Esses dois aspectos, o móvel e o instrumento, retro-alimentam-se. A existência de uma motivação comum gera a difusão do discurso hipócrita e esta, a difusão do discurso, reforça a motivação.
É fácil perceber que tal sistema tem muito de involuntário na sua marcha autônoma, ou seja, na sua replicação automática. Porém, essa componente inercial de irracionalidade não significa a inexistência de elementos voluntários bem definidos, na base do seu funcionamento.
O sistema resulta em um instrumento para a obtenção e a manutenção de poder, o que revela seu aspecto útil. E utilidade significa que a ferramenta não funciona apenas por si: ela é manejada deliberadamente, também.
A difusão da informação desempenha o papel da vontade racionalmente dirigida no sentido de usar a hipocrisia como instrumento de poder. Pois ela tem raízes sólidas nas mentalidades do público e convém regá-las sempre, para que se aprofundem mais e mais.
Mata-se e rouba-se bastante, no mundo. E isso faz-se para obter domínio, abstraindo-se dos casos minoritários de demência ou de honra. E prova que o domínio é buscado independentemente de considerações sobre os instrumentos necessários. Alguns, todavia, causam reprovações sociais variáveis e aqui entra a hipocrisia, como um óleo a facilitar o convívio de engrenagens de aço duro.
Hoje, um país, os Estados Unidos da América do Norte, faz tudo que sempre se fez para que seus cidadão gozem de elevada prosperidade relativa, a custo da pobreza, também relativa, dos outros. Nisso, nada há de inovador ou diferente do que fizeram países predominantes, na história.

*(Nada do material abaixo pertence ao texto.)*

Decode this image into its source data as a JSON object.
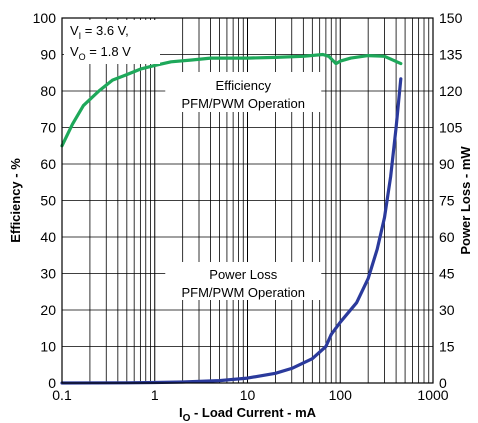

Diferente é a massiva utilização da hipocrisia como instrumento para obter e manter a dominação. Evidentemente, essa circunstância é historicamente perceptível, porque os meios de comunicação de massas desenvolveram-se excessivamente a par c0m a ascensão desse país.
Tudo que esse país e seus vassalos – que predominaram no mundo anteriormente – fazem, faz-se desde que o planeta é habitado por gente que se considera humanóide e vive em comum. Mas, desse tudo comum, apenas o que fazem países que os EUA reputam indesejáveis é propagandeado e considerado ruim e absurdo.
Digo isso a propósito de mais uma de inúmeras revelações de resultantes de ações norte-americanas em nome de intenções aparentemente boas. O fato é que os EUA bombardearam a Sérvia – inclusive com munições de fósforo e urânio empobrecido, proibidas pela farsa que é a ONU – para criar um Kosovo e uma Bósnia livres da Sérvia.
Livres da Sérvia ficaram a Bósnia e o Kosovo e foram processados ilegalmente líderes sérvios. Todavia, não ficaram livres das máfias kosovares vários sérvios assassinados para a retirada de órgão destinados ao tráfico ilegal.
Um ex-procurado suíço, Dick Marty, produziu um relatório sobre os assassinatos de sérvios por máfias kosovares para retirada de órgãos destinados ao mercado ilegal. E disse que os países europeus e os EUA sabiam do que ocorria e nada disseram. Ou seja, faz-se um morticínio com armas ilegais, a bem de algo tão difuso como a liberdade, para instalar faltas de liberdade tais como essa.
Se nos voltarmos para o lugar mais que comum do discurso da implementação da democracia, lembraremos que os EUA promoveram inúmeras ditaduras, nas Américas do Sul e Central, na África e na Ásia, para estabelecer a democracia. Curiosos casos de remédios que matam os doentes, além de incoerência evidente.
Curioso também lembrar que a falta da tal democracia não causa qualquer espanto em países dóceis ou vassalos, como a Arábia Saudita e o Egito, sobre que os EUA não dizem uma palavra. Isso é compreensível e o silêncio da opinião pública também. Mas, o silêncio desta última não é estratégico, mas pura burrice e fala de crítica.
Os promotores da democracia e da liberdade não se furtam a manter campos de concentração de prisioneiros ilegais, nem de fazer seus súditos europeus cúmplices dessas práticas, embora falem sem parar contra o mesmo praticado por inimigos.
Os campeões da liberdade falam em direitos humanos e apontam o dedo contra seus inimigos, mas executam pessoas julgadas em processos mais que suspeitos, verdadeiros linchamentos públicos que nada têm com justiça.
Os líderes do mundo e campeões na utilização da hipocrisia decairão. Mas terão produzido danos profundos nas mentalidades de milhões de pessoas que não aprenderam a pensar de outra forma além da superficialidade e da aparência. Elas serão os clarões de uma estrela que morre, clarões perigosíssimos de explosões de hélio.
Avançaram o que não precisava de estímulo: a burrice generalizada da opinião acrítica das massas incontroláveis. Isso cobrará seu preço em incompreensão, em gerações sem rumo, em vale-tudo, em ápices de lugares-comuns repetidos como se fossem ciência. Isso levará muito tempo para reorganizar-se e deve-se esperar que a China seja capaz de fazê-lo.